Characteristics and coordinated mechanisms of carbapenem heteroresistance in KPC-producing Enterobacteriaceae
- Author(s): Adams-Sapper, Sheila
- Advisor(s): Riley, Lee W.
- et al.
Enterobacteriaceae strains producing the Klebsiella pneumoniae carbapenemase (KPC) have disseminated worldwide, causing an urgent threat to public health. KPC-producing strains often exhibit low-level carbapenem resistance, which may be missed by automated clinical detection systems. In these studies, eight Klebsiella pneumoniae strains, one Enterobacter cloacae strain and one Escherichia coli strain with heterogeneous resistance to imipenem were used to elucidate the factors leading from imipenem susceptibility (1-2ug/ml) to high-level resistance (>32ug/ml) as determined by clinical laboratory testing standards. These strains had highly similar heteroresistance phenotypes, yet were genetically diverse in their plasmid content other than carriage of the blaKPC-containing Tn4401.

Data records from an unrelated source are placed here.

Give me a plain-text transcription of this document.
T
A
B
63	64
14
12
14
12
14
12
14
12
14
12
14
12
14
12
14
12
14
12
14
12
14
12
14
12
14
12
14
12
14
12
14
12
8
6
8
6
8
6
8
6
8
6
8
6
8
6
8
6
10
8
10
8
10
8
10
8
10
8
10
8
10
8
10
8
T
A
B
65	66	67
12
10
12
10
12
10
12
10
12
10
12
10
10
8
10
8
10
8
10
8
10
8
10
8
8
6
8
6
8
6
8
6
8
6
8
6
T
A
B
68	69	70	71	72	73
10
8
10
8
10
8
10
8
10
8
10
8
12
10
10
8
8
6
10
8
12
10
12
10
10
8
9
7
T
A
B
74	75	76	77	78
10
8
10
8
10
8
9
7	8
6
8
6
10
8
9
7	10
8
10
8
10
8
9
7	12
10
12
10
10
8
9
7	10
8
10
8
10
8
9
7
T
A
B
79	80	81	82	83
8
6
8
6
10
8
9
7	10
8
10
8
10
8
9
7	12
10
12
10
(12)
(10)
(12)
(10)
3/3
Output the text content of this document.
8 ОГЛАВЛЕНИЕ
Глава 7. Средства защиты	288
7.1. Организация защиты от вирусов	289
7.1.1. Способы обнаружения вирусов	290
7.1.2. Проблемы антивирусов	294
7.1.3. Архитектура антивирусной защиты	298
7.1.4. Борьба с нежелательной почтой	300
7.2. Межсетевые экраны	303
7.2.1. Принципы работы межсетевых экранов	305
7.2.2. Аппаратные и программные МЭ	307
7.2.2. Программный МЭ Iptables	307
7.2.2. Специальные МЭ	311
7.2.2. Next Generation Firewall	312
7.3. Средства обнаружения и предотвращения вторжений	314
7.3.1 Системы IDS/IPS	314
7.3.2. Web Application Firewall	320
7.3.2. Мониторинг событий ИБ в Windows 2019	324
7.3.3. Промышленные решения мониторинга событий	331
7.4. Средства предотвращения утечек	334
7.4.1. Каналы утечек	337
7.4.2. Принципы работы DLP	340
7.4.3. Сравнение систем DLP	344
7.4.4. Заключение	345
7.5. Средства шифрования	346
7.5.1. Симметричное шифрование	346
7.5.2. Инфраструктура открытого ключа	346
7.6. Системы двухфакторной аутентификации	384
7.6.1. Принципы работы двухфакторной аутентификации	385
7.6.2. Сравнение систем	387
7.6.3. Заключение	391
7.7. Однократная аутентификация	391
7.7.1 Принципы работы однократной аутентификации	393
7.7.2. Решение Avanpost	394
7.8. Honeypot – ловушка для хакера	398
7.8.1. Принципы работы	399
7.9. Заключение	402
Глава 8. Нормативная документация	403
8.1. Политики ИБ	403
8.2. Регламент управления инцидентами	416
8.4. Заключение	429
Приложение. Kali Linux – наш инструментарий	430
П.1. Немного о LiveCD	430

We showed that the heteroresistant strains had effective KPC-mediated inactivation of low levels of imipenem, combined with reduced or absent expression of ompK35, but as the imipenem concentration increased to 8- and 16-fold higher than the MIC, a majority (>99%) of the population was killed. Time-kill analysis with an inoculum as low as 3x106 cfu/ml showed that full recovery of the population occurred by 20 hours of incubation in the same drug concentrations. We showed that it was not the density of the cultures per se, but cells with a distinct physiology, present at a frequency of 2x10-7 to 3x10-6 in starting cultures, and selected by lethal concentrations of imipenem, that coordinate population recovery subsequent to the killing of the majority of the initial cells. Samples selected 2 hours after exposure to imipenem were as susceptible as the unexposed parental strain and produced the major outer membrane porin OmpK36. However, between 4 to 8 hours after exposure, OmpK36 became absent and the imipenem MIC increased at least 32-fold. Individual colonies isolated from cultures after 20 hours of exposure revealed both susceptible and resistant subpopulations. We hypothesize that these heterogeneous populations arose from the small population of cells that initially survived imipenem-mediated killing.
There were two types of OmpK36 production among the K. pneumoniae heteroresistant strains. The majority (6 of 8) of the strains permanently abolished OmpK36 upon lethal imipenem exposure due to mobile insertion element interruptions in the coding region of ompK36. High-level imipenem resistance was maintained and OmpK36 remained absent even without continued carbapenem exposure. Two strains reverted to the heteroresistance phenotype and resumed production of OmpK36 once imipenem exposure was removed.
Through transposon mutagenesis of a reverter-type heteroresistant K. pneumoniae strain, we showed that acquisition of specific nutrients was essential to abolish OmpK36 production and for population recovery. Addition of the KPC enzyme inhibitor phenylboronic acid (PBA) at any point during imipenem exposure prior to loss of OmpK36 inhibited subsequent OmpK36 loss and prevented population recovery, showing the essentiality of blaKPC in the expression of heteroresistance.
These studies demonstrated the coordination between bacterial physiology, blaKPC and ompK36 expression that led to the rapid induction of high-level imipenem resistance from a population of bacteria that initially exhibited a carbapenem-susceptibility phenotype. The finding of specific nutritional requirements for full expression of heteroresistance highlights potential therapeutic avenues of exploration for these strains that pose an urgent and increasing threat to public health.